The titles for NRL_3D entries are constructed by combining the COMPND 
and SOURCE records of PDB. The PDB resolution and the R-values are 
included when they can be recognized. The list of contributing authors 
is included as a reference with the citation 'Coordinates deposited in 
the Protein Data Bank.' Any additional references appearing in the PDB 
entry are included as comments. In the author index file (.AUX) only 
the contributing authors' names are indexed. Consequently the AUTHOR 
command of PSQ and Atlas will retrieve on these authors only. The PDB 
HELIX, SHEET, TURN, SSBOND and SITE records as well as some special 
ATOM and HETATM records are carried into appropriate PIR features.

In the NBRF-PIR Protein Sequence Database sequences are numbered 
sequentially beginning with 1 at the amino end to the carboxyl end of 
the sequence.

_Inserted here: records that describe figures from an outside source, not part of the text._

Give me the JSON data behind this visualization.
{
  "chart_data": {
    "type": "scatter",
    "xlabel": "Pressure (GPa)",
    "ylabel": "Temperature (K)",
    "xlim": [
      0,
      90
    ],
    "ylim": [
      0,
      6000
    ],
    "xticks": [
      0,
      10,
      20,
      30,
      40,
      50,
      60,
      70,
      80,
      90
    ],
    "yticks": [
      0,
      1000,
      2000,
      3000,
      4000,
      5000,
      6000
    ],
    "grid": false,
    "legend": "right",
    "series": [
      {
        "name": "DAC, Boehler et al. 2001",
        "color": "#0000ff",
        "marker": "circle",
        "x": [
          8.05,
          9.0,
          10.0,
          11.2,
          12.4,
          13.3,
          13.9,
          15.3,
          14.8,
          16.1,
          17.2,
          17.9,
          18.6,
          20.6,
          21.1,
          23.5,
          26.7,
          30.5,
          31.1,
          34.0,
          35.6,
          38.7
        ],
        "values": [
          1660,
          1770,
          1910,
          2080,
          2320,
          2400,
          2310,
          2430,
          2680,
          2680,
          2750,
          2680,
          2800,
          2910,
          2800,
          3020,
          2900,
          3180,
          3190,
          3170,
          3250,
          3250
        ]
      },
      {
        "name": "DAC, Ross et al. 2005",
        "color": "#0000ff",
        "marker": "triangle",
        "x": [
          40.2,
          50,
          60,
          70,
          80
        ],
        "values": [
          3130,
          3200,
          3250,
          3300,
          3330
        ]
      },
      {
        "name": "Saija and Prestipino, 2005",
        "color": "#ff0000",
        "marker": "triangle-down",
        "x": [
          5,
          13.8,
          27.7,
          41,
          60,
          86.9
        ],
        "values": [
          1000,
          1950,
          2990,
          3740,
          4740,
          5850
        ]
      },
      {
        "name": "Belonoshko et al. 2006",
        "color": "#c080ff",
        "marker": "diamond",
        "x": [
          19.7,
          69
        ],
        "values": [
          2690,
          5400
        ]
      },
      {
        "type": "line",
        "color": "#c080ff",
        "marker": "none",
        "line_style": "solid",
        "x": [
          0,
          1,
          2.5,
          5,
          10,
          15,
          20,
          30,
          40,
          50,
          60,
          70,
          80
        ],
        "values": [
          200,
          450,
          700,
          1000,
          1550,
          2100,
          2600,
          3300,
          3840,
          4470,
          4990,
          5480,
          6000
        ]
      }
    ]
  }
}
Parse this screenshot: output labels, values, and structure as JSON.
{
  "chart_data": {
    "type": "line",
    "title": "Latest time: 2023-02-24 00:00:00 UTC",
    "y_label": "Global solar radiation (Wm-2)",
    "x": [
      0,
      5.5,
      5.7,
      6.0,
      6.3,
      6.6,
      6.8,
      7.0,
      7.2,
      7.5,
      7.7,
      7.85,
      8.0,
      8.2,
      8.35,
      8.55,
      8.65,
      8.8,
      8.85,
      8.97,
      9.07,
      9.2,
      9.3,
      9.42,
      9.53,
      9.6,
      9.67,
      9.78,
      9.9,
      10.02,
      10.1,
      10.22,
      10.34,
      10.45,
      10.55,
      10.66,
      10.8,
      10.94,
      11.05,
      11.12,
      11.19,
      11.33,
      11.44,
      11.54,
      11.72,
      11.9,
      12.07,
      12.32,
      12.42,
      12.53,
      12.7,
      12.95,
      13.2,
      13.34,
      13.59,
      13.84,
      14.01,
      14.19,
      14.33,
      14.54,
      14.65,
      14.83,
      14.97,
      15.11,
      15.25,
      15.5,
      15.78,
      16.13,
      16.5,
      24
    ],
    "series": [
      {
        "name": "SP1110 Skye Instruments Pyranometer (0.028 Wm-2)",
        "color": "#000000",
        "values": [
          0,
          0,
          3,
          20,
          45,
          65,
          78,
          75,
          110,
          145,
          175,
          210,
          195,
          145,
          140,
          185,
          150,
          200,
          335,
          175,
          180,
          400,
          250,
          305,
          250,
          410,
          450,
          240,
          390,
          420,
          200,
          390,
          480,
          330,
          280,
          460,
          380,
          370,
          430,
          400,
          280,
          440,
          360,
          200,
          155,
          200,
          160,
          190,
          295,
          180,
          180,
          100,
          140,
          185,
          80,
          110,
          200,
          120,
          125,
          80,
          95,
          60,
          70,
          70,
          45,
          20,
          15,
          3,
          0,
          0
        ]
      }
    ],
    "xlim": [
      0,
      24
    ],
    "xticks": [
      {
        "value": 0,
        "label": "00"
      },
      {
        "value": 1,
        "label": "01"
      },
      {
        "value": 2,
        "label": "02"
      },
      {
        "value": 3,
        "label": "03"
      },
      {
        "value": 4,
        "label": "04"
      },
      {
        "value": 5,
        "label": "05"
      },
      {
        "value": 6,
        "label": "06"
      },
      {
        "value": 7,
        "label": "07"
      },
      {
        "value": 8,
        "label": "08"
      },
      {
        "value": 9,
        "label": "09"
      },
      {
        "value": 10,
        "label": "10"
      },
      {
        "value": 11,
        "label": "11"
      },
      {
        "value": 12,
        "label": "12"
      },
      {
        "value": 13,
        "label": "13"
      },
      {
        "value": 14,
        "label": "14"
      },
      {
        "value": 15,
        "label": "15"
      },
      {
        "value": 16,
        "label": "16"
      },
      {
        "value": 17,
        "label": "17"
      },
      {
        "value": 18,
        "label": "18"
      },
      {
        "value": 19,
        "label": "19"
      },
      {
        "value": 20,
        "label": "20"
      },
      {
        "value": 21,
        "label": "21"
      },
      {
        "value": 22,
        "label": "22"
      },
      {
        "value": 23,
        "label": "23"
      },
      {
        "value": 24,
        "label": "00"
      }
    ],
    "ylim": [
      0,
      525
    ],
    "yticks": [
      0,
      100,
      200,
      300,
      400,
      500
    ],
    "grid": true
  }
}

This numbering system is used by all the PIR software 
to specify subsequences or specific amino acids within the sequence. 
In the PDB, however, the numbering does not necessarily begin with 1, 
may contain negative values, may contain non-numerically coded 
insertions (i.e., 23A, 23B, etc.), and may not always follow 
consecutively. The numbering schemes in PDB entries are chosen by the 
depositors of the coordinate sets to highlight the correspondence 
between residues in homologous structures. To alleviate to some 
extent problems associated with these differing numbering systems, a 
transformation table has been constructed for each entry in the 
NRL_3D database. 

The MATCH and SCAN commands of the Protein Sequence Query (PSQ) 
Program (and the ATLAS program, also the PIR Web site has similar 
searching capabilities) interface the sequence data with the 
coordinate data. 

The PDB DATAPRTP files are not distributed by the PIR and the PIR 
does not distribute molecular graphics or modeling programs. These 
must be obtained from other sources. 

NOTE: Since 1988, VAX versions of the PDB have used the file-naming 
convention PDB'code'.ENT. Many computer facilities using the data 
had previously adopted a convention with file names of the form 
'code'.PDB. We would appreciate your comments on which convention 
you would prefer. We are sorry if this causes you any inconvenience.

References
----------

1. Abola, E.E., Bernstein, F.C., Bryant, S.H., Koetzle, T.F., and
   Weng, J. (1987) in Crystallographic Databases - Information
   Content, Software Systems, Scientific Applications, eds.,
   Allen, F.H., Bergerhoff, G., and Sievers, R., Data Commission
   of the Int'l Union of Crystallography, Bonn, Cambridge,
   Chester, pp. 107-132.

2. Namboodiri, K., Pattabiraman, N., Lowrey, A., and Gaber, B.P.
   (1988) Automated Protein Structure Data Bank Similarity
   Searches and Their Use in Molecular Modeling with MIDAS, J.
   Mol. Graphics 6, 211-212.

3. George, D.G., Barker, W.C., and Hunt, L.T. (1986) The Protein
   Identification Resource (PIR), Nucl. Acids Res. 14, 11-15.

4. Pattabiraman, N., Namboodiri, K., Lowrey, A., and Gaber, B.P.
   (1990) NRL_3D: a sequence-structure database derived from the
   protein data bank (PDB) and searchable within the PIR
   environment, Protein Sequences & Data Analysis 3, 387-405.